Except that she kept showing up.

Saturday morning, we rotated through mini workshops, learning from each other how to decorate cookies, how to manage finances, how to add Latin flavors to everyday foods, and how to garden with native plants.

“Grandma would have loved this,” we said to each other.

While Uncle Tim led a workshop on how to cut your trash in half, I thought of how Grandma had recycled and repurposed long before today’s trend.

And when the family branch from Hawaii taught us how to make Polynesian flower crowns, someone said, “I’m making mine for Grandma.”

For a couple hours at a time, a few of us would go missing. Our names were on the time slot to visit Grandma. And when we showed back up at the reunion, it was often with tears in our eyes and smiles on our faces.

“She’s hanging on to her life, asking about mine,” someone said.

We ended the reunion talking about Grandma—how her definition of family extends beyond us. All of us having been born or adopted into her family might be in the inner circle. But we aren’t the only circle. She is a mother to us, but she has also been a mother to inmates in prison and a lonely neighbor down the street and folks in a homeless shelter.

And acknowledging this about Grandma’s life, makes us think about how we live.

From her hospital bed, Grandma keeps showing up.

A Fetal Position and Claude Debussy

This week a lecture on music helped me understand Charlie.

“Don’t talk to me,” he said, as he came in my classroom door. “I just want to be here.”

And he curled in a fetal position on an oversized ottoman in the far corner of the classroom. The next day in the quiet, after-school hour, I heard the door creak again. This time, Charlie didn’t say a word, just stopped my words with a gesture. He stayed on the ottoman twenty minutes before he walked out . . . without a word, like he was evaporating into thin air. Again and again Charlie did this, until the end of the year.

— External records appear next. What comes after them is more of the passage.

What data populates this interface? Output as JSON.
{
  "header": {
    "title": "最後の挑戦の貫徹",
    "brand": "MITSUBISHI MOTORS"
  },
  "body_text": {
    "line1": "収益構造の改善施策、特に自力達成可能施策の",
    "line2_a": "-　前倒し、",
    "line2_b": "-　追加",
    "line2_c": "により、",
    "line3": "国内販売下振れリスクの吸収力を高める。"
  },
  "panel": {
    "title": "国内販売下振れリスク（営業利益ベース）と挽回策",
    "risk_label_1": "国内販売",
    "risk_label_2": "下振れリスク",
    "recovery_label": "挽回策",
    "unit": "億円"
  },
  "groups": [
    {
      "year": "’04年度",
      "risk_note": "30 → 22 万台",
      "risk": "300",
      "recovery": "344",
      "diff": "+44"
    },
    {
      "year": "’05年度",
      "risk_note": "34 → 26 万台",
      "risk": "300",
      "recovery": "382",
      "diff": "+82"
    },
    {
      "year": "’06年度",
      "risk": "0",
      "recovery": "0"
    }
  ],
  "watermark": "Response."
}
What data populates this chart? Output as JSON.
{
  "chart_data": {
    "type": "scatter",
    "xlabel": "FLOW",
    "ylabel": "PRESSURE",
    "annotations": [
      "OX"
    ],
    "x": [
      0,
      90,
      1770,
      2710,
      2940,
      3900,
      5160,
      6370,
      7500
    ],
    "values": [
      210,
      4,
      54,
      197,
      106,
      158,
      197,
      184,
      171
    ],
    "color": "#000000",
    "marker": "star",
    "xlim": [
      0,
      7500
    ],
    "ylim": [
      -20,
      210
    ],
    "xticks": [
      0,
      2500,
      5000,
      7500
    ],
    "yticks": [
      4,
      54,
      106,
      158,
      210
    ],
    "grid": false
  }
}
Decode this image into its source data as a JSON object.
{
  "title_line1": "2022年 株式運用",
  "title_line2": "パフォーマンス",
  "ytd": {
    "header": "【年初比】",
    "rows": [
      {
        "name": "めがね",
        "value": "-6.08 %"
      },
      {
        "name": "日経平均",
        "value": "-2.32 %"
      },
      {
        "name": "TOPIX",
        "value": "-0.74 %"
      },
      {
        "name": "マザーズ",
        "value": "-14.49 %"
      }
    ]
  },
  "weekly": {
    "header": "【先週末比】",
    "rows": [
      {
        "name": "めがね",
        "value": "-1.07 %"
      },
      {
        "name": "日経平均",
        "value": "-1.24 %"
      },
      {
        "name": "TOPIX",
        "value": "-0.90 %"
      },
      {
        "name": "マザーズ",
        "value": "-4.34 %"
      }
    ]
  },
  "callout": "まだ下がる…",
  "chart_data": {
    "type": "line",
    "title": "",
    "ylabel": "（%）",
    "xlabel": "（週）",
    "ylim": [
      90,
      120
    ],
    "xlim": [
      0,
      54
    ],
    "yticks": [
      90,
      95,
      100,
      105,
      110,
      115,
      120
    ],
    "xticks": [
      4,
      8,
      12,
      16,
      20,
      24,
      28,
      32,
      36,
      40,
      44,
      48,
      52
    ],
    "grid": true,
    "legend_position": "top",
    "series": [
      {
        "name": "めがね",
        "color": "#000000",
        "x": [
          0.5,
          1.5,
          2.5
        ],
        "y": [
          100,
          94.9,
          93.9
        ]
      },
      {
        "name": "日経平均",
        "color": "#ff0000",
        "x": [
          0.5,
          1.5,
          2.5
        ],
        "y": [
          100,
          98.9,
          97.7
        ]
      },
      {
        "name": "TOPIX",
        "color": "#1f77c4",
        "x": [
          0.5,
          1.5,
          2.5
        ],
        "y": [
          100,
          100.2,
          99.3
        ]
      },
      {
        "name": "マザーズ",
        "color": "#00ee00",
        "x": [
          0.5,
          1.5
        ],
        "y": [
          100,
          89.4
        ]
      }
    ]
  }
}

He was cared for, I knew, by his parents and a counselor. And he participated in gifted class, right along with the other students. But I knew from his writing that he was angsty, that what he knew about the world was too heavy for him to bear.

So keeping silent while his nearly man-sized body curled in a fetal position on the ottoman felt impossible to me. But with sheer grit, I managed to hold my words. I somehow sensed I should follow Charlie’s cues.

The music lecture I heard this week showed me what Charlie asked of me back then—to quit being like German composers, Brahms, for example, who march people right along with harmonic progression and resolve every dissonant chord.

Be less like Brahms and more like the French Debussy, Charlie was telling me. Debussy’s music doesn’t have a steady forward beat. Dubussy’s music stays put in an almost stationary environment, soaking up the color and hanging with the dissonance. With Debussy, the lecturer said, music simply evaporates. It doesn’t end. There’s no need to resolve.

When Debussy wrote his music, he was breaking with the move-right-along harmonics that had been working since the Renaissance. And when I kept silent with Charlie, I was breaking with all my teacherly instincts to propel Charlie into next steps.

“With Debussy,” the lecturer said, “you have to listen differently. If you try to listen to Debussy the same way you listen to Brahms, you won’t appreciate the music.”

I have a regret about those afternoons with Charlie. Though I was silent with my mouth, I wish I had managed an inner stillness. I hope my anxiety didn’t float across the room toward that ottoman.